5.The state opposed the petition through the written submissions of the Senior Principal Prosecution Counsel, Mr.W. Ochieng. He submitted that though section 333(1) of the CPC places the discretion of taking into account the period already spent in custody before sentencing to the court, it does not expressly mean that the period that the applicant was in custody before trial be substracted from the final sentence after conviction. That taking into account means taking into consideration which can be done in many ways including reducing the applicable sentence drastically in consideration of the period within which the applicant was already in custody.
6.Counsel submitted that the applicant was slapped with a lenient sentence of 18 years for a heinous offence which deserved a sentence of life imprisonment. That in reaching that sentence the trial court took into account the period already served.
7.I have considered the grounds in support of the petition and the grounds in opposition thereto.

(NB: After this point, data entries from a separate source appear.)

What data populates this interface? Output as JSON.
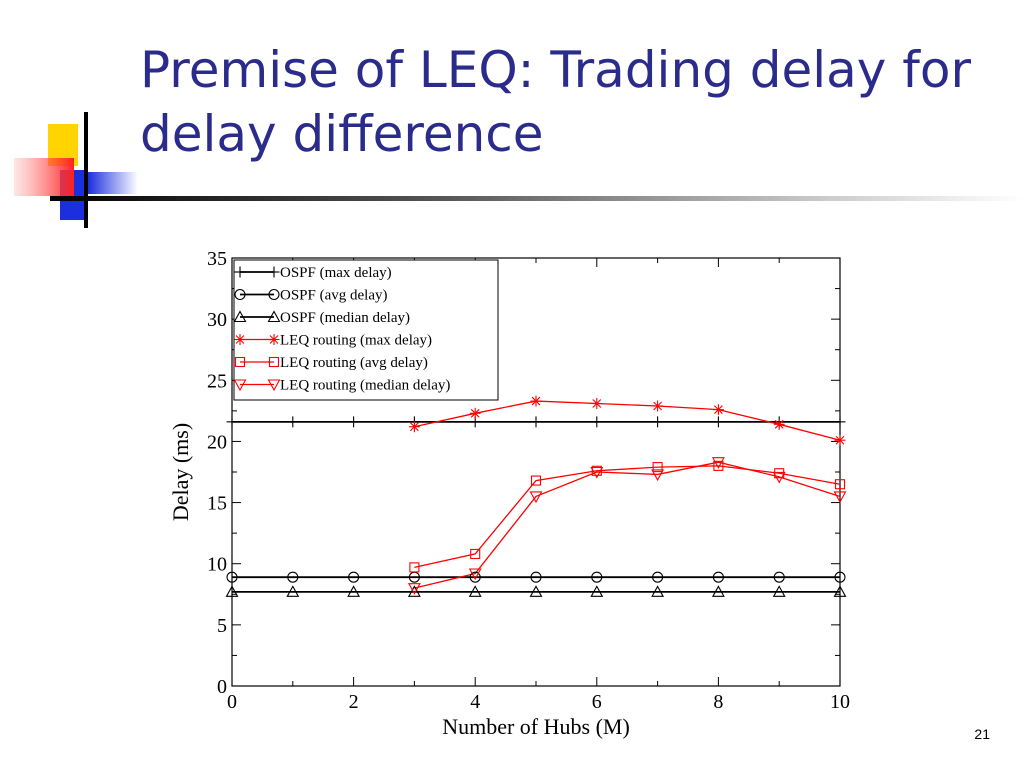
{
  "slide": {
    "title": "Premise of LEQ: Trading delay for delay difference",
    "number": "21"
  },
  "colors": {
    "title": "#2b2b8c",
    "deco_yellow": "#ffd400",
    "deco_red": "#ff3a3a",
    "deco_blue": "#1c2fe0",
    "ospf_series": "#000000",
    "leq_series": "#ff0000"
  },
  "chart_data": {
    "type": "line",
    "title": "",
    "xlabel": "Number of Hubs (M)",
    "ylabel": "Delay (ms)",
    "xlim": [
      0,
      10
    ],
    "ylim": [
      0,
      35
    ],
    "xticks": [
      0,
      2,
      4,
      6,
      8,
      10
    ],
    "yticks": [
      0,
      5,
      10,
      15,
      20,
      25,
      30,
      35
    ],
    "grid": false,
    "legend_position": "top-left",
    "series": [
      {
        "name": "OSPF (max delay)",
        "marker": "plus",
        "color": "#000000",
        "x": [
          0,
          1,
          2,
          3,
          4,
          5,
          6,
          7,
          8,
          9,
          10
        ],
        "y": [
          21.6,
          21.6,
          21.6,
          21.6,
          21.6,
          21.6,
          21.6,
          21.6,
          21.6,
          21.6,
          21.6
        ]
      },
      {
        "name": "OSPF (avg delay)",
        "marker": "circle",
        "color": "#000000",
        "x": [
          0,
          1,
          2,
          3,
          4,
          5,
          6,
          7,
          8,
          9,
          10
        ],
        "y": [
          8.9,
          8.9,
          8.9,
          8.9,
          8.9,
          8.9,
          8.9,
          8.9,
          8.9,
          8.9,
          8.9
        ]
      },
      {
        "name": "OSPF (median delay)",
        "marker": "triangle-up",
        "color": "#000000",
        "x": [
          0,
          1,
          2,
          3,
          4,
          5,
          6,
          7,
          8,
          9,
          10
        ],
        "y": [
          7.7,
          7.7,
          7.7,
          7.7,
          7.7,
          7.7,
          7.7,
          7.7,
          7.7,
          7.7,
          7.7
        ]
      },
      {
        "name": "LEQ routing (max delay)",
        "marker": "star",
        "color": "#ff0000",
        "x": [
          3,
          4,
          5,
          6,
          7,
          8,
          9,
          10
        ],
        "y": [
          21.2,
          22.3,
          23.3,
          23.1,
          22.9,
          22.6,
          21.4,
          20.1
        ]
      },
      {
        "name": "LEQ routing (avg delay)",
        "marker": "square",
        "color": "#ff0000",
        "x": [
          3,
          4,
          5,
          6,
          7,
          8,
          9,
          10
        ],
        "y": [
          9.7,
          10.8,
          16.8,
          17.6,
          17.9,
          18.0,
          17.4,
          16.5
        ]
      },
      {
        "name": "LEQ routing (median delay)",
        "marker": "triangle-down",
        "color": "#ff0000",
        "x": [
          3,
          4,
          5,
          6,
          7,
          8,
          9,
          10
        ],
        "y": [
          8.0,
          9.2,
          15.5,
          17.5,
          17.3,
          18.3,
          17.1,
          15.5
        ]
      }
    ]
  }
}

Section 333(2) of the CPC is clear that a sentencing court is obligated to take into account the period spent in custody whenever sentencing an accused person who has been in custody. In this case Justice Chitembwe made the following remarks when sentencing the petitioner:I do note that the accused has been in custody since October 2017. This is a period of 1 -1/2 years. Given the circumstances of the case and taking into account the period the accused has already served in remand prison, I do sentence the accused to serve eighteen years imprisonment.
8.It is clear from the sentencing remarks of the learned Judge that before he sentenced the appellant to 18 months imprisonment he took into consideration that appellant was in remand prison for a period of one-and-a-half months. There is then no doubt that the period spent in remand prison was taken into account whereby the sentence was reduced to accommodate the period spent in custody. It is clear from the remarks of the Judge that if the period was not taken into account the appellant would have been sentenced to a period of more than 18 years imprisonment. I agree with the submission by Mr. Ochieng that one way of taking into account the time spent in custody is reducing the sentence in view of the time spent in custody. This is what the learned Judge did in the case. I do not find any fault in that that procedure. There is thereby no substance in the argument by the appellant that the sentencing court did not take into account the period spent in custody.
9.The upshot is that the petition lacks merit and is dismissed accordingly.
DELIVERED, DATED AND SIGNED AT MARSABIT THIS 18TH DAY OF MAY 2021.J. N. NJAGIJUDGEIn the presence of:Mr. Ochieng for RespondentAppellant present in personCourt Assistant- Peter14 days R/A.